Retrospective Exhibition of Mikola Duchyts Featuring Wartime and Post-War Cityscapes Opens in Minsk

An exhibition titled “Mikola Duchyts. The Beauty of the Ordinary,” dedicated to the 130th anniversary of the Belarusian artist’s birth, has opened at the National Library of Belarus in the Labyrinth Gallery.

The exhibition features landscapes and still lifes created over four decades, from the 1940s to the 1980s.

Mikola Duchyts. House on M. Astrowski Street. 1943. Photo: social media.

A highlight of the exhibition is lithographs and paintings created in Minsk during the German occupation, as well as post-war images of the city. During the bombing of the capital, a large number of artworks were destroyed, making these views of the city from that period particularly valuable.

Mikola Duchyts was born in Liubcha. He was the grandson of a migrant from Serbia, Samuel Duchyts, who fought in the ranks of the 1863 uprising in the vicinity of Mir.

He was unable to complete his artistic education at the drawing school of the Imperial Society for the Encouragement of the Arts in Petrograd, where his teachers included Roerich and Benois, as he was mobilised into the tsarist army in 1916. He fought in both the First World War and the Civil War. After demobilisation, he returned to Belarus and from 1921 lived in the capital, documenting distinctive corners of the city in his many works.

Mikola Duchyts. Minsk Courtyard. 1943. Photo: social media.

His first solo exhibition took place in 1935, but in the late 1930s Soviet press began criticising the artist for focusing excessively on depicting old architecture instead of concentrating on proletarian themes.

During the Second World War, the artist remained in occupied Minsk.

Mikola Duchyts. Minsk. Ruins. 1943. Photo: social media.

Artistic life did not stop during the war, and exhibitions continued to be organised. For example, in February 1942 the first exhibition of Belarusian artists who found themselves in German-occupied Minsk took place. It was organised by the arts department of the Minsk city commissariat. Over two months, it was visited by 1,800 people.

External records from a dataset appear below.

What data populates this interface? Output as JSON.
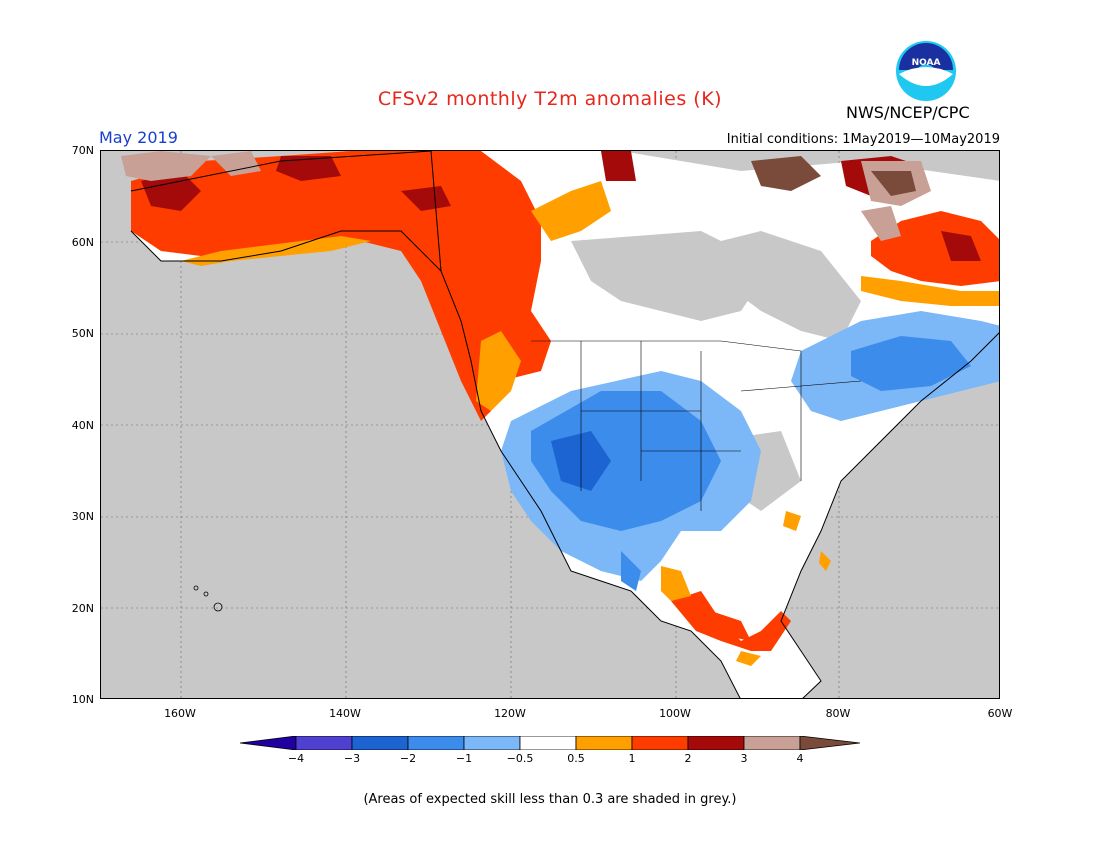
{
  "header": {
    "title": "CFSv2 monthly T2m anomalies (K)",
    "agency": "NWS/NCEP/CPC",
    "logo_text": "NOAA",
    "period": "May 2019",
    "initial_conditions": "Initial conditions: 1May2019—10May2019"
  },
  "map": {
    "lat_labels": [
      "70N",
      "60N",
      "50N",
      "40N",
      "30N",
      "20N",
      "10N"
    ],
    "lon_labels": [
      "160W",
      "140W",
      "120W",
      "100W",
      "80W",
      "60W"
    ],
    "colors": {
      "ocean": "#c8c8c8",
      "no_skill": "#c8c8c8",
      "neutral": "#ffffff",
      "warm_0_5": "#ff9f00",
      "warm_1": "#ff3c00",
      "warm_2": "#a50a0a",
      "warm_3": "#c8a096",
      "cool_0_5": "#7cb7f7",
      "cool_1": "#3c8ceb",
      "cool_2": "#1b64d1"
    }
  },
  "colorbar": {
    "labels": [
      "−4",
      "−3",
      "−2",
      "−1",
      "−0.5",
      "0.5",
      "1",
      "2",
      "3",
      "4"
    ],
    "colors": [
      "#2000a0",
      "#5040d0",
      "#1b64d1",
      "#3c8ceb",
      "#7cb7f7",
      "#ffffff",
      "#ff9f00",
      "#ff3c00",
      "#a50a0a",
      "#c8a096",
      "#7a4a3a"
    ]
  },
  "footnote": "(Areas of expected skill less than 0.3 are shaded in grey.)"
}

Contemporary press wrote about how difficult it was to engage in creative work at the time due to a lack of necessary materials.

A second art exhibition was planned for autumn 1942 and became a significant event in the cultural life of the capital. Duchyts’s sketches were noticed and positively received. At that exhibition, Valiantsin Volkau, the author of the iconic work depicting the liberation of Minsk by the Soviet army, presented a portrait of Kastus Kalinouski.

Mikola Duchyts. Ruins on Kirova Street toward Karla Marksa Street. 1940s. Photo: social media.

Duchyts took part in commissions deciding the fate of historical monuments. At the same time, he was arrested and interrogated by the Nazis several times.

More than 200 of the artist’s paintings and graphic works are dedicated to Minsk. Duchyts always carefully dated all his works, allowing not only to see how the city looked at different times but also to trace its history.

Mikola Duchyts. Spring Motif in the Zaslauskaja Street Area. 1944. Photo: social media.

These works are valuable for researchers because much of Minsk’s architecture was destroyed during and after the war.

Today, the collection of the National Art Museum includes 79 works by Mikola Duchyts — both paintings and graphics. Most of the artist’s works are small-format pieces, studies that are complete works in themselves.

The exhibition at the National Library will run until April 20.